Hannah Reid and Victor Orindi

Introduction

The global climate is changing rapidly, and as nations and the international and bilateral organisations and processes that support them plan how best to adapt to climate change, they need evidence on where to focus adaptation efforts and direct financial resources accordingly. The main approach to climate change adaptation to date has tended to involve investment in engineered interventions, such as sea walls or irrigation infrastructure (Jones et al. 2012). There is growing realisation, however, that ecosystem-based adaptation (EbA) may sometimes provide the optimal adaptation solution, particularly for poorer countries where people are more dependent on natural resources for their lives and livelihoods. A growing number of organisations and countries are implementing EbA and integrating it into emerging climate change policy responses (Seddon et al. 2016a; 2016b).

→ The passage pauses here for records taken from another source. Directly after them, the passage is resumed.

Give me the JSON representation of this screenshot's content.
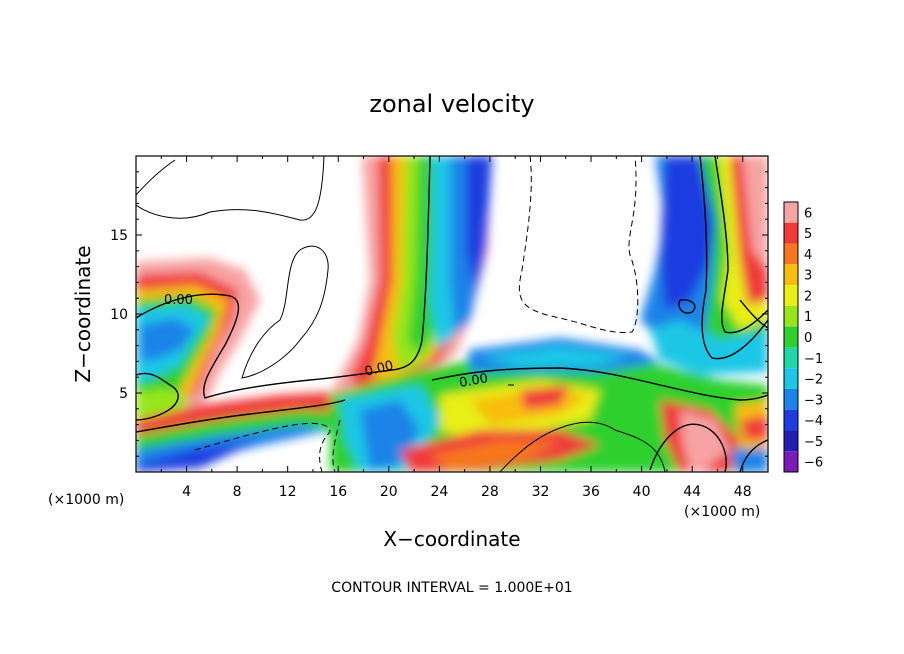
{
  "chart_data": {
    "type": "heatmap",
    "title": "zonal velocity",
    "xlabel": "X−coordinate",
    "ylabel": "Z−coordinate",
    "x_unit_left": "(×1000 m)",
    "x_unit_right": "(×1000 m)",
    "xlim": [
      0,
      50
    ],
    "ylim": [
      0,
      20
    ],
    "x_ticks": [
      4,
      8,
      12,
      16,
      20,
      24,
      28,
      32,
      36,
      40,
      44,
      48
    ],
    "y_ticks": [
      5,
      10,
      15
    ],
    "colorbar": {
      "min": -6,
      "max": 6,
      "levels": [
        6,
        5,
        4,
        3,
        2,
        1,
        0,
        -1,
        -2,
        -3,
        -4,
        -5,
        -6
      ],
      "colors": [
        "#f7a3a3",
        "#f03a3a",
        "#f7771f",
        "#f8bd10",
        "#e8ef12",
        "#96e61a",
        "#2fd02d",
        "#20d6a6",
        "#1cc7e6",
        "#1e83e8",
        "#1f3ce0",
        "#2020b0",
        "#7a1ab8"
      ]
    },
    "contour_labels": [
      "0.00",
      "0.00",
      "0.00"
    ],
    "footer": "CONTOUR INTERVAL = 1.000E+01"
  }
}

EbA is defined by the United Nations Convention on Biological Diversity (CBD) as the “use of biodiversity and ecosystem services to help people adapt to the adverse effects of climate change as part of an overall adaptation strategy” (CBD 2009). This definition was later elaborated by the CBD to include “sustainable management, conservation and restoration of ecosystems, as part of an overall adaptation strategy that takes into account the multiple social, economic and cultural co-benefits for local communities” (CBD 2010). Examples of EbA include: restoring coastal ecosystems to lower the energy of tropical storms and protect local communities against erosion and wave damage; wetland and floodplain management to prevent floods and to maintain water flow and water quality in the face of changing rainfall patterns; conservation and restoration of forests and natural vegetation to stabilise slopes and prevent landslides, and to regulate water flows preventing flash flooding; and the establishment of diverse agroforestry systems to help maintain crop yields under changing climates.